SB 1001 – Immigration Related Unfair Practices (Effective January 1, 2017)

Employers who are in the process of verifying that workers have the necessary documentation to work in the United States are prohibited from requesting of such workers more documents or different documents than are required under federal law, to refuse to honor documents tendered that on their face reasonably appear to be genuine, to refuse to honor documents or work authorization based upon the specific status or term of status that accompanies the authorization to work, or to reinvestigate or re-verify an incumbent employee’s authorization to work. Under this Bill, which adds Labor Code Section 1019.1, applicants and employees may file a complaint with the Division of Labor Standards Enforcement. Any person who is deemed in violation of this new law is subject to a penalty imposed by the Labor Commissioner of up to $10,000, among other relief available.

SB 1167 – Heat Regulations for Indoor Workers (Effective January 1, 2019)

By way of background, the Division of Occupational Safety and Health (“Division”) investigates complaints that a workplace is not safe and may issue orders necessary to ensure employee safety. Under existing law, certain violations of that act or a standard, order, or special order authorized by the act are a crime. Under existing law, the Division has adopted regulations establishing a heat illness prevention standard for outdoor workers.

This Bill, which adds Labor Code Section 6720, requires that, by January 1, 2019, the Division is propose to the Occupational Safety and Health Standards Board (“Board”) for the Board’s review and adoption, a heat illness and injury prevention standard applicable to workers working in indoor places of employment. “The standard shall be based on environmental temperatures, work activity levels, and other factors.” Further, under this Bill, the Division is not precluded from proposing, or the Board from adopting, a standard that limits the application of high heat provisions to certain industry sectors.

SB 1241 – Choice of Law and Forum in Employment Contracts (Effective January 1, 2017)

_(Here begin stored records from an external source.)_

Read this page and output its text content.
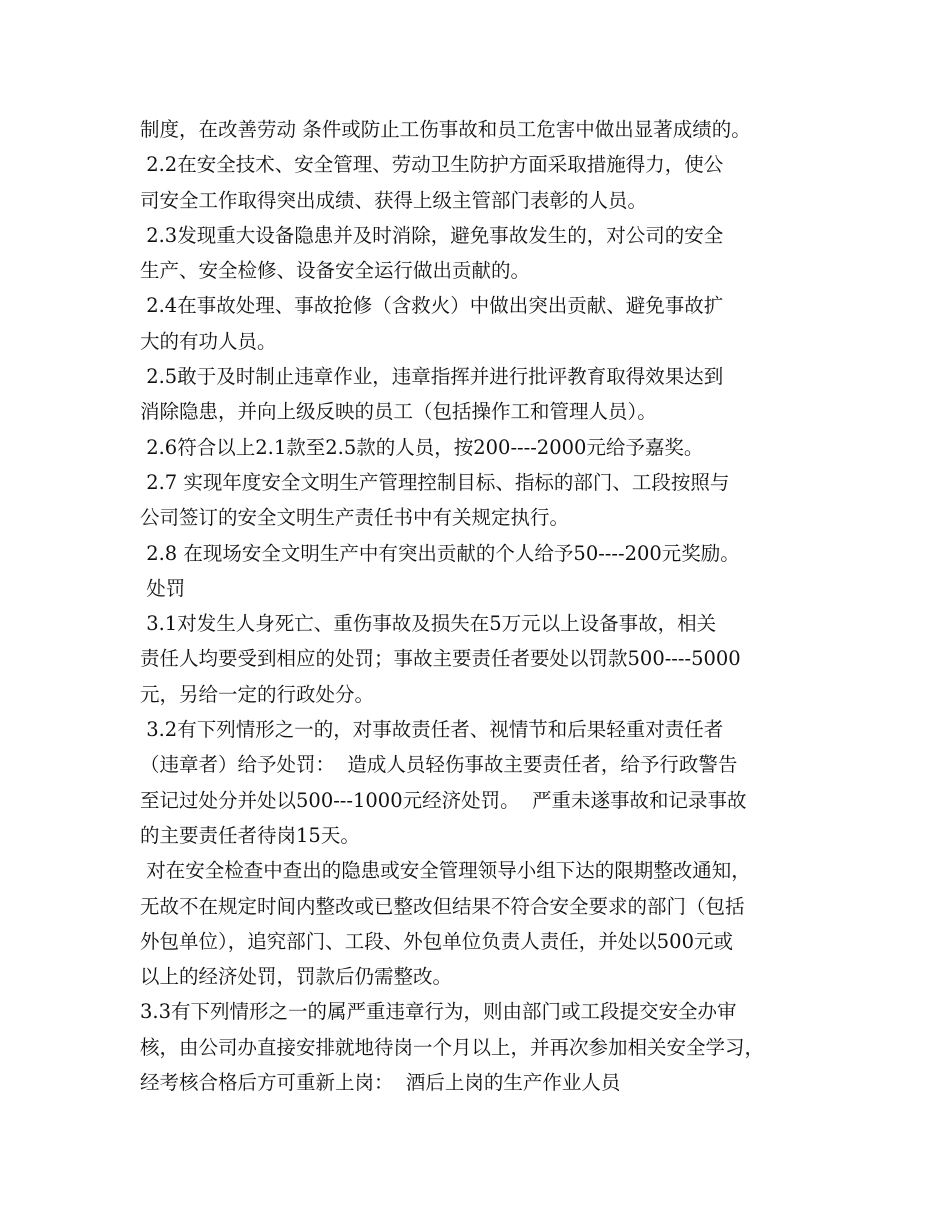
制度，在改善劳动 条件或防止工伤事故和员工危害中做出显著成绩的。
2.2在安全技术、安全管理、劳动卫生防护方面采取措施得力，使公
司安全工作取得突出成绩、获得上级主管部门表彰的人员。
2.3发现重大设备隐患并及时消除，避免事故发生的，对公司的安全
生产、安全检修、设备安全运行做出贡献的。
2.4在事故处理、事故抢修（含救火）中做出突出贡献、避免事故扩
大的有功人员。
2.5敢于及时制止违章作业，违章指挥并进行批评教育取得效果达到
消除隐患，并向上级反映的员工（包括操作工和管理人员）。
2.6符合以上2.1款至2.5款的人员，按200----2000元给予嘉奖。
2.7 实现年度安全文明生产管理控制目标、指标的部门、工段按照与
公司签订的安全文明生产责任书中有关规定执行。
2.8 在现场安全文明生产中有突出贡献的个人给予50----200元奖励。
处罚
3.1对发生人身死亡、重伤事故及损失在5万元以上设备事故，相关
责任人均要受到相应的处罚；事故主要责任者要处以罚款500----5000
元，另给一定的行政处分。
3.2有下列情形之一的，对事故责任者、视情节和后果轻重对责任者
（违章者）给予处罚：  造成人员轻伤事故主要责任者，给予行政警告
至记过处分并处以500---1000元经济处罚。  严重未遂事故和记录事故
的主要责任者待岗15天。
对在安全检查中查出的隐患或安全管理领导小组下达的限期整改通知，
无故不在规定时间内整改或已整改但结果不符合安全要求的部门（包括
外包单位），追究部门、工段、外包单位负责人责任，并处以500元或
以上的经济处罚，罚款后仍需整改。
3.3有下列情形之一的属严重违章行为，则由部门或工段提交安全办审
核，由公司办直接安排就地待岗一个月以上，并再次参加相关安全学习，
经考核合格后方可重新上岗：  酒后上岗的生产作业人员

This Bill adds Labor Code Section 925 and prohibits employers from requiring California-based employees to enter into agreements (including arbitration agreements) requiring them to: (1) adjudicate claims arising in California in a non-California forum; or (2) litigate their claims under the law of another jurisdiction, unless the employee was represented by counsel. Any provision of a contract that violates this new law is voidable by the employee, any dispute arising thereunder shall be adjudicated in California under California law and the employee is entitled to recover reasonable attorneys’ fees. Click here for a more detailed discussion of this Bill.

As a result of the foregoing new laws, employers should consult with legal counsel to ensure their policies are compliant and their employee handbooks are up to date.

[1] As a reminder, the minimum wage in California is increasing to $10.50 per hour on January 1, 2017 for employers with 26 or more employees based on previous legislation signed by Governor Brown in 2015. The minimum wage for employers with 25 or fewer employees will remain at $10.00 per hour for 2017. Also, please note that various cities and local governments in California have enacted minimum wage ordinances that exceed the state minimum wage.

[2] This Bill impacts Sections 2655, 3303 and 2655.1 of the Unemployment Insurance Code.

[3] This Bill also adds Chapter 6 (commencing with Section 857) to Part 2 of Division 2 of the Labor Code, relating to employment.

[4] For employers with 25 or fewer employees, the phase-in schedule begins on January 1, 2022, through January 1, 2025.

[5] This Bill adds Article 5 (commencing with Section 118600) to Chapter 2 of Part 15 of Division 104 of the Health and Safety Code, relating to restrooms.

[6] Under existing laws, an employer cannot ask an applicant about an “arrest or detention that did not result in conviction, or information concerning a referral to, and participation in, any pretrial or post-trial diversion program, or concerning a conviction that has been judicially dismissed or ordered sealed pursuant to law.”